Patience, brain, soon we will be making clouds. 

Edit*

Also, I chainvape whenever I have a hand free, but instances where I have to go an hour without don't stress me out the way analogs did. And as a bonus, all of those routine cigarettes you'd smoke, like after a meal, or waiting for a bus, or getting off a bus and walking to where you're going, or waking up, or going to bed, all of those are all no longer on my mind. I do enjoy taking a few minutes after a meal to sit and have a vape but if I don't, I don't get that feeling where the meal isn't really done.

Reactions: Like 1


----------



## Philip (13/5/15)

First and foremost i am addicted to nicotine and vaping is the tastiest. Its healthier than smoking and i dont stink

Reactions: Like 1


----------



## Rafique (13/5/15)

Because its so Freaken Awesome


----------



## Riaz (13/5/15)

Vaping is what brought (and brings) everyone on this forum together!

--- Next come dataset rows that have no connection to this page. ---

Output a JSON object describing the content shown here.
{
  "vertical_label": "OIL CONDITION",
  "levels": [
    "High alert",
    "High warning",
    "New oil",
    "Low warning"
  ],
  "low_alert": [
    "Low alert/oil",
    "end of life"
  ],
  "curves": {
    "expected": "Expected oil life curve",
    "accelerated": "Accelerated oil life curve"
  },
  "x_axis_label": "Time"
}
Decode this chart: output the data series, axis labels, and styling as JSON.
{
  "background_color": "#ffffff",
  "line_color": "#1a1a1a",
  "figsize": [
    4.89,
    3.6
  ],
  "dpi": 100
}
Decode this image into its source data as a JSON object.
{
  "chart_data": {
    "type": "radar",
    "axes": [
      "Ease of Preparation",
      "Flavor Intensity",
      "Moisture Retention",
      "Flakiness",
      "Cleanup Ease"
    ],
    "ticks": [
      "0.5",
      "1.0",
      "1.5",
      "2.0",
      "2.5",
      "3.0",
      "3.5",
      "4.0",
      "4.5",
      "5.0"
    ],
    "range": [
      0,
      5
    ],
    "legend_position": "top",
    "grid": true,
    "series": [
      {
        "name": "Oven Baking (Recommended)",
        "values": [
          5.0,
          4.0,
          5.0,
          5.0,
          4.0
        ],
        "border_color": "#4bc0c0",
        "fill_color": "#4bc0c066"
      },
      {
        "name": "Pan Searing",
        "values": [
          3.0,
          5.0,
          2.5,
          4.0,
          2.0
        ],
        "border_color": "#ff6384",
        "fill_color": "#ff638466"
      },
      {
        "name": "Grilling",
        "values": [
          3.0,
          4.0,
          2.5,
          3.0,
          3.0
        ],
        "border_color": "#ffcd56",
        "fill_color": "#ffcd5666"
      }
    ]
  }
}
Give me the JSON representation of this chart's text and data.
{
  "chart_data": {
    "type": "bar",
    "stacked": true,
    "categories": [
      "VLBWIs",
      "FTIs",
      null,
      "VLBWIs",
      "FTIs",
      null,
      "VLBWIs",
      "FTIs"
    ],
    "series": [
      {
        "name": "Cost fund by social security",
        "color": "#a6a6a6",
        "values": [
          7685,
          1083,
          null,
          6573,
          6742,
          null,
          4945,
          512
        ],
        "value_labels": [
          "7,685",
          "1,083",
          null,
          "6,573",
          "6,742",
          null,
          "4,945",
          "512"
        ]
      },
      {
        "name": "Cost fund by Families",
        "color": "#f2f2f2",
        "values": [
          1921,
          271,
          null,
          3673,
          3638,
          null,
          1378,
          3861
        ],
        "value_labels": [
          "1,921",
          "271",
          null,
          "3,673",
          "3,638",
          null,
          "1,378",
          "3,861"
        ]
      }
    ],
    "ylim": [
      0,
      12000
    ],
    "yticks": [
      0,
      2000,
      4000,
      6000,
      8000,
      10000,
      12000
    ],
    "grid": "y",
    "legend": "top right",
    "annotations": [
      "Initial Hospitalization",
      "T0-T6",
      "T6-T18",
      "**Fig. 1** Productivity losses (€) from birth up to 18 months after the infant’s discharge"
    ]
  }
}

Everyday we have new joiners, all with one thing (or at least one thing) in common = vaping


----------



## Zeki Hilmi (13/5/15)

I love vaping because we all get the chance to rip @VandaL in all our Vape Groups

Reactions: Agree 1 | Funny 1 | Dislike 1


----------



## VapingSquid (13/5/15)

I love vaping because I don't wake up anymore with a painful chest, asking myself why I smoke and put friends and family around me at more risk than they deserve; so now I get my cake and eat it too

Reactions: Like 1


----------



## baksteen8168 (13/5/15)

I love Vaping because when I fart, I can just vape the smell away.


----------



## Sir Vape (13/5/15)

SamuraiTheVapor said:


> As time goes by, I Love to Vape even more! The psychological urge isn't as DESPERATE as it used to be/feel.
> 
> It's like my brain knows it's gonna be all right ... hang on ... we'll get to it.
> 
> ...





CONGRATS @SamuraiTheVaper please send us an email to hugo@sirvape.co.za for your voucher.

Want to thank everyone for their comments.

Vape Strong!!!

Reactions: Like 3 | Thanks 1


----------



## SamuraiTheVapor (13/5/15)

Thank you @Sir Vape 

First time I've won something, I am very grateful.

Thanks again!

Reactions: Winner 2


----------



## Sir Vape (13/5/15)

Pleasure bro


----------



## Riaz (13/5/15)

well done @SamuraiTheVapor

Reactions: Like 1


----------



## SamuraiTheVapor (13/5/15)

Just waiting on the voucher, going to place my order as soon as i get it.


----------